In some cases we write functions that have a dual operation, for example *encode* and *decode*, *parse* and *pretty\_print*, or *convert\_to* and *convert\_from*.
Developing both functions at the same time gives an advantage when testing, since one of the properties that one is interested in is
encode(decode(X)) == X.
Surely, one could easily implement functions that guarantee this operation and are still doing the wrong thing, thus only this property is insufficient for testing. That said, it still is a good idea to also check this property and many bugs have been found by simple properties like this.
Erlang R12B has a module base64 in the standard library http://www.erlang.org/doc/man/base64.html. The module has a number of function, among which *encode* and *decode*.
We write the obvious property. Just read the manual: Encodes a plain ASCII string into base64. Use http://en.wikipedia.org/wiki/ASCII wikipedia to remind yourself that a plain ascii character is a value between 0 and 127. Extended ascii goes to 255.

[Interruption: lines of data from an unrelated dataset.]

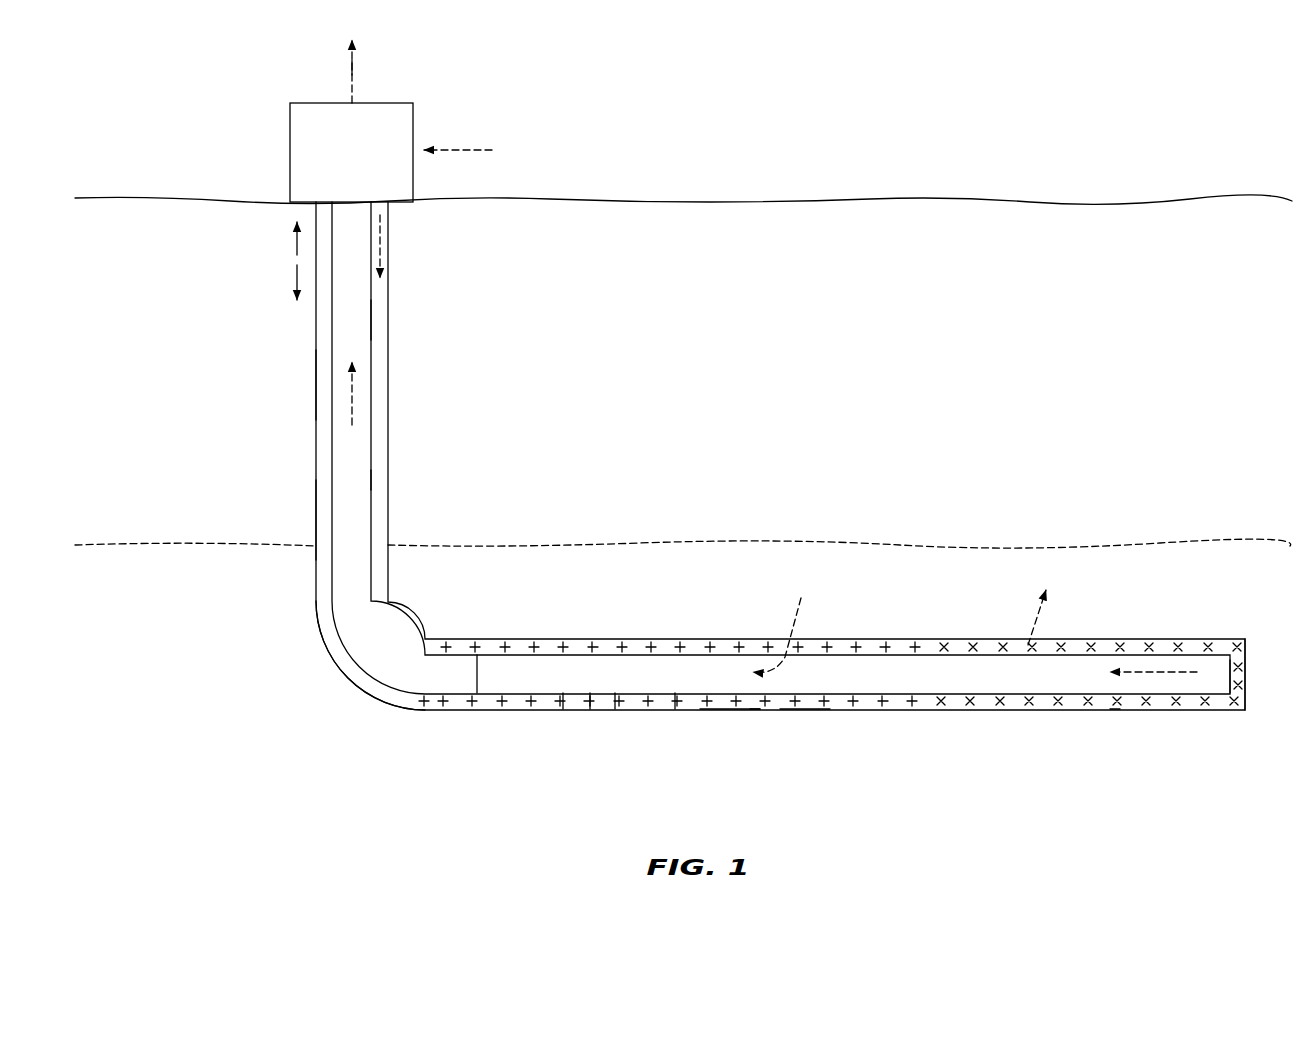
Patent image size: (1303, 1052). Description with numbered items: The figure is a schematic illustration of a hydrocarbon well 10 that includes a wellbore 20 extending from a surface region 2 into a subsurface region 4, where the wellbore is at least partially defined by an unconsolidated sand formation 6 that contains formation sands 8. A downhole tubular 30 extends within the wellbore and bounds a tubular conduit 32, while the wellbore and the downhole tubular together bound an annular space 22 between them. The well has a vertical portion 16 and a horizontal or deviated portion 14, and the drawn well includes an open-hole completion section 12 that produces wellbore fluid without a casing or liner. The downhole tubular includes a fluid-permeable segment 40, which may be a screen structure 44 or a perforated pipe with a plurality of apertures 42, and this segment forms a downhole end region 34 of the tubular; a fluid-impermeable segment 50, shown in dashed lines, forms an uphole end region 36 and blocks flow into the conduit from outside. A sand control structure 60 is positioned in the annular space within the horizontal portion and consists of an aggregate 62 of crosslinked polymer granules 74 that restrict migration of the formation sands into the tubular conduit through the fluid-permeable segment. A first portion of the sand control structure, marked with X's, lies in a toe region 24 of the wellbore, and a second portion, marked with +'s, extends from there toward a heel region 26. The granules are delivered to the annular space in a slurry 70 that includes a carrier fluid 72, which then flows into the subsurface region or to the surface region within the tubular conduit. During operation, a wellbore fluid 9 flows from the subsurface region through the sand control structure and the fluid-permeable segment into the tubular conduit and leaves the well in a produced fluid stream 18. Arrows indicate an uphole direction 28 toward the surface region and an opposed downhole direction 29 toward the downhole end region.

The surface region 2 is at (742, 135).
The subsurface region 4 is at (741, 301).
The unconsolidated sand formation 6 is at (835, 573).
The formation sands 8 is at (890, 566).
The wellbore fluid 9 is at (350, 76).
The hydrocarbon well 10 is at (258, 115).
The open-hole completion section 12 is at (723, 748).
The horizontal portion 14 is at (805, 744).
The vertical portion 16 is at (238, 392).
The produced fluid stream 18 is at (362, 60).
The wellbore 20 is at (322, 430).
The annular space 22 is at (324, 485).
The toe region 24 is at (1242, 714).
The heel region 26 is at (342, 676).
The uphole direction 28 is at (295, 243).
The downhole direction 29 is at (295, 281).
The downhole tubular 30 is at (328, 345).
The tubular conduit 32 is at (362, 319).
The downhole end region 34 is at (1245, 660).
The uphole end region 36 is at (352, 194).
The fluid-permeable segment 40 is at (517, 680).
The apertures 42 is at (567, 675).
The screen structure 44 is at (675, 675).
The fluid-impermeable segment 50 is at (367, 480).
The sand control structure 60 is at (741, 632).
The aggregate 62 is at (950, 636).
The slurry 70 is at (437, 144).
The carrier fluid 72 is at (465, 150).
The crosslinked polymer granules 74 is at (458, 152).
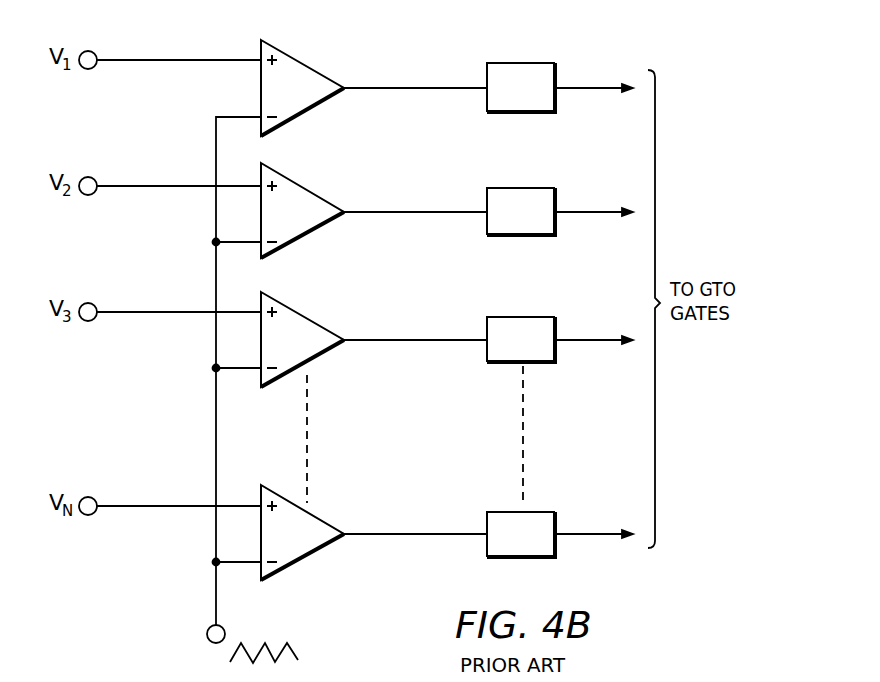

prop_identity() -> ?FORALL(Data,list(plain_ascii_char()), base64:decode(base64:encode(Data)) == Data). plain_ascii_char() -> choose(0,127).
We can run QuickCheck to find out that we haven't specified ourself clear enough.
14> eqc:quickcheck(base64_eqc:prop_identity()). Failed! After 1 tests.  false
The authors of the module base64 allow the input of encode to be either a binary or a string, but the result is always a binary.